Third-hand smoke is no joke, can convey hazardous chemicals

People can carry hazardous compounds from cigarette smoke that cling to their bodies and clothes and then release those compounds into non-smoking environments—exposing people nearby to cigarettes’ adverse effects, a new study shows.

For the last decade, third-hand smoke has been described as the residual contamination from cigarette smoking that adheres to walls and other surfaces in places where smoking has previously occurred. For example, hotels and rental car companies have implemented smoking restrictions to limit this contaminating odor from their rooms and cars.

A team of researchers led by Yale’s Drew Gentner shows for the first time that this third-hand smoke can travel in large quantities into indoor, non-smoking environments by way of humans. The research suggests that even if someone is in a room where no one has smoked, that person could still be exposed to many of the hazardous chemical compounds that make up cigarette smoke, depending on who else had entered the room or previously visited it. The results were published March 4 in Science Advances.

“In real-world conditions, we see concentrated emissions of hazardous gases coming from groups of people who were previously exposed to tobacco smoke as they enter a non-smoking location with strict regulations against indoor smoking,” said Gentner, associate professor of chemical & environmental engineering. “People are substantial carriers of third-hand smoke contaminants to other environments. So, the idea that someone is protected from the potential health effects of cigarette smoke because they’re not directly exposed to second-hand smoke is not the case.”

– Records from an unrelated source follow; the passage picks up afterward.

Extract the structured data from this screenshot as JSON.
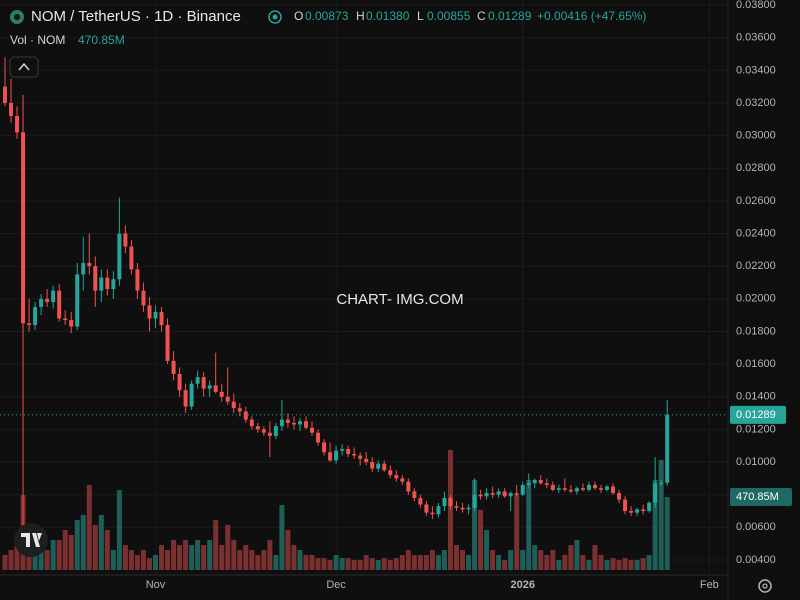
{
  "chart_data": {
    "type": "candlestick",
    "title": "NOM / TetherUS · 1D · Binance",
    "header": {
      "open_label": "O",
      "open": "0.00873",
      "high_label": "H",
      "high": "0.01380",
      "low_label": "L",
      "low": "0.00855",
      "close_label": "C",
      "close": "0.01289",
      "change": "+0.00416 (+47.65%)"
    },
    "volume_title": "Vol · NOM",
    "volume_last_label": "470.85M",
    "watermark": "CHART- IMG.COM",
    "up_color": "#26a69a",
    "down_color": "#ef5350",
    "up_volume_color": "#1e5f59",
    "down_volume_color": "#7a2f31",
    "grid": true,
    "xlim": [
      -0.83,
      120.1
    ],
    "xticks": [
      {
        "value": 25,
        "label": "Nov"
      },
      {
        "value": 55,
        "label": "Dec"
      },
      {
        "value": 86,
        "label": "2026"
      },
      {
        "value": 117,
        "label": "Feb"
      }
    ],
    "ylim": [
      0.00308,
      0.03831
    ],
    "yticks": [
      {
        "value": 0.004,
        "label": "0.00400"
      },
      {
        "value": 0.006,
        "label": "0.00600"
      },
      {
        "value": 0.008,
        "label": "0.00800"
      },
      {
        "value": 0.01,
        "label": "0.01000"
      },
      {
        "value": 0.012,
        "label": "0.01200"
      },
      {
        "value": 0.014,
        "label": "0.01400"
      },
      {
        "value": 0.016,
        "label": "0.01600"
      },
      {
        "value": 0.018,
        "label": "0.01800"
      },
      {
        "value": 0.02,
        "label": "0.02000"
      },
      {
        "value": 0.022,
        "label": "0.02200"
      },
      {
        "value": 0.024,
        "label": "0.02400"
      },
      {
        "value": 0.026,
        "label": "0.02600"
      },
      {
        "value": 0.028,
        "label": "0.02800"
      },
      {
        "value": 0.03,
        "label": "0.03000"
      },
      {
        "value": 0.032,
        "label": "0.03200"
      },
      {
        "value": 0.034,
        "label": "0.03400"
      },
      {
        "value": 0.036,
        "label": "0.03600"
      },
      {
        "value": 0.038,
        "label": "0.03800"
      }
    ],
    "volume_lim": [
      0,
      2500000000
    ],
    "candles": [
      [
        0.033,
        0.0348,
        0.0318,
        0.032
      ],
      [
        0.032,
        0.0335,
        0.0308,
        0.0312
      ],
      [
        0.0312,
        0.0318,
        0.0298,
        0.0302
      ],
      [
        0.0302,
        0.0325,
        0.0061,
        0.0185
      ],
      [
        0.0185,
        0.02,
        0.018,
        0.0184
      ],
      [
        0.0184,
        0.0198,
        0.0181,
        0.0195
      ],
      [
        0.0195,
        0.0203,
        0.019,
        0.02
      ],
      [
        0.02,
        0.0206,
        0.0195,
        0.0198
      ],
      [
        0.0198,
        0.0208,
        0.0194,
        0.0205
      ],
      [
        0.0205,
        0.0209,
        0.0186,
        0.0188
      ],
      [
        0.0188,
        0.0193,
        0.0184,
        0.0187
      ],
      [
        0.0187,
        0.0192,
        0.0179,
        0.0183
      ],
      [
        0.0183,
        0.0222,
        0.0181,
        0.0215
      ],
      [
        0.0215,
        0.0238,
        0.0205,
        0.0222
      ],
      [
        0.0222,
        0.024,
        0.0215,
        0.022
      ],
      [
        0.022,
        0.0226,
        0.0195,
        0.0205
      ],
      [
        0.0205,
        0.0218,
        0.0198,
        0.0213
      ],
      [
        0.0213,
        0.0218,
        0.0202,
        0.0206
      ],
      [
        0.0206,
        0.0217,
        0.02,
        0.0212
      ],
      [
        0.0212,
        0.0262,
        0.0208,
        0.024
      ],
      [
        0.024,
        0.0245,
        0.0228,
        0.0232
      ],
      [
        0.0232,
        0.0236,
        0.0215,
        0.0218
      ],
      [
        0.0218,
        0.0222,
        0.02,
        0.0205
      ],
      [
        0.0205,
        0.021,
        0.0192,
        0.0196
      ],
      [
        0.0196,
        0.0201,
        0.018,
        0.0188
      ],
      [
        0.0188,
        0.0196,
        0.0182,
        0.0192
      ],
      [
        0.0192,
        0.0195,
        0.018,
        0.0184
      ],
      [
        0.0184,
        0.0188,
        0.016,
        0.0162
      ],
      [
        0.0162,
        0.0168,
        0.015,
        0.0154
      ],
      [
        0.0154,
        0.0158,
        0.014,
        0.0144
      ],
      [
        0.0144,
        0.0148,
        0.013,
        0.0134
      ],
      [
        0.0134,
        0.015,
        0.0132,
        0.0148
      ],
      [
        0.0148,
        0.0156,
        0.0145,
        0.0152
      ],
      [
        0.0152,
        0.0155,
        0.014,
        0.0145
      ],
      [
        0.0145,
        0.015,
        0.014,
        0.0147
      ],
      [
        0.0147,
        0.0167,
        0.0142,
        0.0143
      ],
      [
        0.0143,
        0.0148,
        0.0137,
        0.014
      ],
      [
        0.014,
        0.0158,
        0.0135,
        0.0137
      ],
      [
        0.0137,
        0.0142,
        0.013,
        0.0133
      ],
      [
        0.0133,
        0.0136,
        0.0128,
        0.0131
      ],
      [
        0.0131,
        0.0134,
        0.0124,
        0.0126
      ],
      [
        0.0126,
        0.0128,
        0.012,
        0.0122
      ],
      [
        0.0122,
        0.0124,
        0.0118,
        0.012
      ],
      [
        0.012,
        0.0122,
        0.0116,
        0.0118
      ],
      [
        0.0118,
        0.0125,
        0.0103,
        0.0116
      ],
      [
        0.0116,
        0.0124,
        0.0114,
        0.0122
      ],
      [
        0.0122,
        0.0138,
        0.0119,
        0.0126
      ],
      [
        0.0126,
        0.013,
        0.0121,
        0.0124
      ],
      [
        0.0124,
        0.0128,
        0.012,
        0.0123
      ],
      [
        0.0123,
        0.0127,
        0.0119,
        0.0125
      ],
      [
        0.0125,
        0.0128,
        0.012,
        0.0121
      ],
      [
        0.0121,
        0.0125,
        0.0116,
        0.0118
      ],
      [
        0.0118,
        0.012,
        0.011,
        0.0112
      ],
      [
        0.0112,
        0.0114,
        0.0104,
        0.0106
      ],
      [
        0.0106,
        0.0112,
        0.01,
        0.0101
      ],
      [
        0.0101,
        0.011,
        0.0099,
        0.0107
      ],
      [
        0.0107,
        0.0111,
        0.0104,
        0.0108
      ],
      [
        0.0108,
        0.011,
        0.0103,
        0.0105
      ],
      [
        0.0105,
        0.0109,
        0.0102,
        0.0104
      ],
      [
        0.0104,
        0.0106,
        0.0098,
        0.0102
      ],
      [
        0.0102,
        0.0106,
        0.0098,
        0.01
      ],
      [
        0.01,
        0.0103,
        0.0094,
        0.0096
      ],
      [
        0.0096,
        0.0101,
        0.0094,
        0.0099
      ],
      [
        0.0099,
        0.0101,
        0.0094,
        0.0095
      ],
      [
        0.0095,
        0.0098,
        0.009,
        0.0092
      ],
      [
        0.0092,
        0.0095,
        0.0088,
        0.009
      ],
      [
        0.009,
        0.0092,
        0.0086,
        0.0088
      ],
      [
        0.0088,
        0.009,
        0.008,
        0.0082
      ],
      [
        0.0082,
        0.0084,
        0.0076,
        0.0078
      ],
      [
        0.0078,
        0.008,
        0.0072,
        0.0074
      ],
      [
        0.0074,
        0.0076,
        0.0067,
        0.0069
      ],
      [
        0.0069,
        0.0073,
        0.0065,
        0.0068
      ],
      [
        0.0068,
        0.0075,
        0.0066,
        0.0073
      ],
      [
        0.0073,
        0.0082,
        0.007,
        0.0078
      ],
      [
        0.0078,
        0.008,
        0.0071,
        0.0073
      ],
      [
        0.0073,
        0.0076,
        0.007,
        0.0072
      ],
      [
        0.0072,
        0.0075,
        0.0069,
        0.0071
      ],
      [
        0.0071,
        0.0074,
        0.0068,
        0.0072
      ],
      [
        0.0072,
        0.009,
        0.007,
        0.008
      ],
      [
        0.008,
        0.0083,
        0.0077,
        0.0079
      ],
      [
        0.0079,
        0.0084,
        0.0077,
        0.0081
      ],
      [
        0.0081,
        0.0085,
        0.0078,
        0.008
      ],
      [
        0.008,
        0.0084,
        0.0078,
        0.0082
      ],
      [
        0.0082,
        0.0084,
        0.0078,
        0.0079
      ],
      [
        0.0079,
        0.0082,
        0.007,
        0.0081
      ],
      [
        0.0081,
        0.0086,
        0.0079,
        0.008
      ],
      [
        0.008,
        0.0088,
        0.0079,
        0.0086
      ],
      [
        0.0086,
        0.0093,
        0.0084,
        0.0087
      ],
      [
        0.0087,
        0.009,
        0.0084,
        0.0089
      ],
      [
        0.0089,
        0.0092,
        0.0086,
        0.0087
      ],
      [
        0.0087,
        0.009,
        0.0084,
        0.0086
      ],
      [
        0.0086,
        0.0088,
        0.0082,
        0.0083
      ],
      [
        0.0083,
        0.0086,
        0.0081,
        0.0084
      ],
      [
        0.0084,
        0.009,
        0.0082,
        0.0083
      ],
      [
        0.0083,
        0.0086,
        0.0081,
        0.0082
      ],
      [
        0.0082,
        0.0085,
        0.008,
        0.0084
      ],
      [
        0.0084,
        0.0087,
        0.0082,
        0.0083
      ],
      [
        0.0083,
        0.0088,
        0.0082,
        0.0086
      ],
      [
        0.0086,
        0.0088,
        0.0083,
        0.0084
      ],
      [
        0.0084,
        0.0086,
        0.0081,
        0.0083
      ],
      [
        0.0083,
        0.0086,
        0.0082,
        0.0085
      ],
      [
        0.0085,
        0.0087,
        0.008,
        0.0081
      ],
      [
        0.0081,
        0.0083,
        0.0075,
        0.0077
      ],
      [
        0.0077,
        0.0079,
        0.0068,
        0.007
      ],
      [
        0.007,
        0.0073,
        0.0067,
        0.0069
      ],
      [
        0.0069,
        0.0072,
        0.0067,
        0.0071
      ],
      [
        0.0071,
        0.0074,
        0.0068,
        0.007
      ],
      [
        0.007,
        0.0076,
        0.0069,
        0.0075
      ],
      [
        0.0075,
        0.0103,
        0.0072,
        0.0087
      ],
      [
        0.0087,
        0.0089,
        0.0085,
        0.00873
      ],
      [
        0.00873,
        0.0138,
        0.00855,
        0.01289
      ]
    ],
    "volume": [
      97000000.0,
      129000000.0,
      194000000.0,
      484000000.0,
      258000000.0,
      97000000.0,
      194000000.0,
      129000000.0,
      194000000.0,
      194000000.0,
      258000000.0,
      226000000.0,
      323000000.0,
      355000000.0,
      548000000.0,
      290000000.0,
      355000000.0,
      258000000.0,
      129000000.0,
      516000000.0,
      161000000.0,
      129000000.0,
      97000000.0,
      129000000.0,
      77000000.0,
      97000000.0,
      161000000.0,
      129000000.0,
      194000000.0,
      161000000.0,
      194000000.0,
      161000000.0,
      194000000.0,
      161000000.0,
      194000000.0,
      323000000.0,
      161000000.0,
      290000000.0,
      194000000.0,
      129000000.0,
      161000000.0,
      129000000.0,
      97000000.0,
      129000000.0,
      194000000.0,
      97000000.0,
      419000000.0,
      258000000.0,
      161000000.0,
      129000000.0,
      97000000.0,
      97000000.0,
      77000000.0,
      77000000.0,
      65000000.0,
      97000000.0,
      77000000.0,
      77000000.0,
      65000000.0,
      65000000.0,
      97000000.0,
      77000000.0,
      65000000.0,
      77000000.0,
      65000000.0,
      77000000.0,
      97000000.0,
      129000000.0,
      97000000.0,
      97000000.0,
      97000000.0,
      129000000.0,
      97000000.0,
      129000000.0,
      774000000.0,
      161000000.0,
      129000000.0,
      97000000.0,
      581000000.0,
      387000000.0,
      258000000.0,
      129000000.0,
      97000000.0,
      65000000.0,
      129000000.0,
      484000000.0,
      129000000.0,
      581000000.0,
      161000000.0,
      129000000.0,
      97000000.0,
      129000000.0,
      65000000.0,
      97000000.0,
      161000000.0,
      194000000.0,
      97000000.0,
      65000000.0,
      161000000.0,
      97000000.0,
      65000000.0,
      77000000.0,
      65000000.0,
      77000000.0,
      65000000.0,
      65000000.0,
      77000000.0,
      97000000.0,
      581000000.0,
      710000000.0,
      470850000
    ]
  }
}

The researchers brought highly sensitive analytical instrumentation into a movie theater to track thousands of compounds, present as either gases or particles, over the course of a week. A diverse range of volatile organic compounds found in tobacco smoke spiked dramatically when certain audiences arrived for the movies. These increases were minor for G-rated movies, while audiences for R-rated movies—which included moviegoers more likely to smoke or to be exposed to smoke—consistently released much larger quantities of these compounds into the theater. The relative proportions of these emitted compounds confirmed that they were from slightly aged cigarette smoke.

“Despite regulations preventing people from smoking indoors, near entryways, and near air intakes, hazardous chemicals from cigarette smoke are still making their way indoors,” said Roger Sheu, a Ph.D. student in Gentner’s lab and lead author of the study.

The amount of these hazardous and reactive gases wasn’t trivial, the researchers said. The gas emissions were equal to that of being exposed to 1-10 cigarettes of secondhand smoke in a one-hour period. These emissions and air concentrations peaked upon audience arrival and decreased over time, but not completely, even when the audiences left. In many cases, the movie-goers left a persistent contamination observable the following days in the unoccupied theater. The researchers said that is because the chemicals don’t remain entirely in the air, but are also adsorbed onto various surfaces and furnishings, just as it does with third-hand smoke contamination in places where smoking has occurred.

The researchers also found a predominance of nitrogen-containing compounds from cigarettes, which would have migrated from people to other indoor surfaces.

“In particular, we noticed that nicotine was the most prominent compound by far,” said co-author Jenna Ditto, a Ph.D. student in Gentner’s lab.

The researchers said these results on human transport of third-hand smoke now help to explain why previous studies had found notable quantities of nicotine on surfaces in numerous non-smoking environments.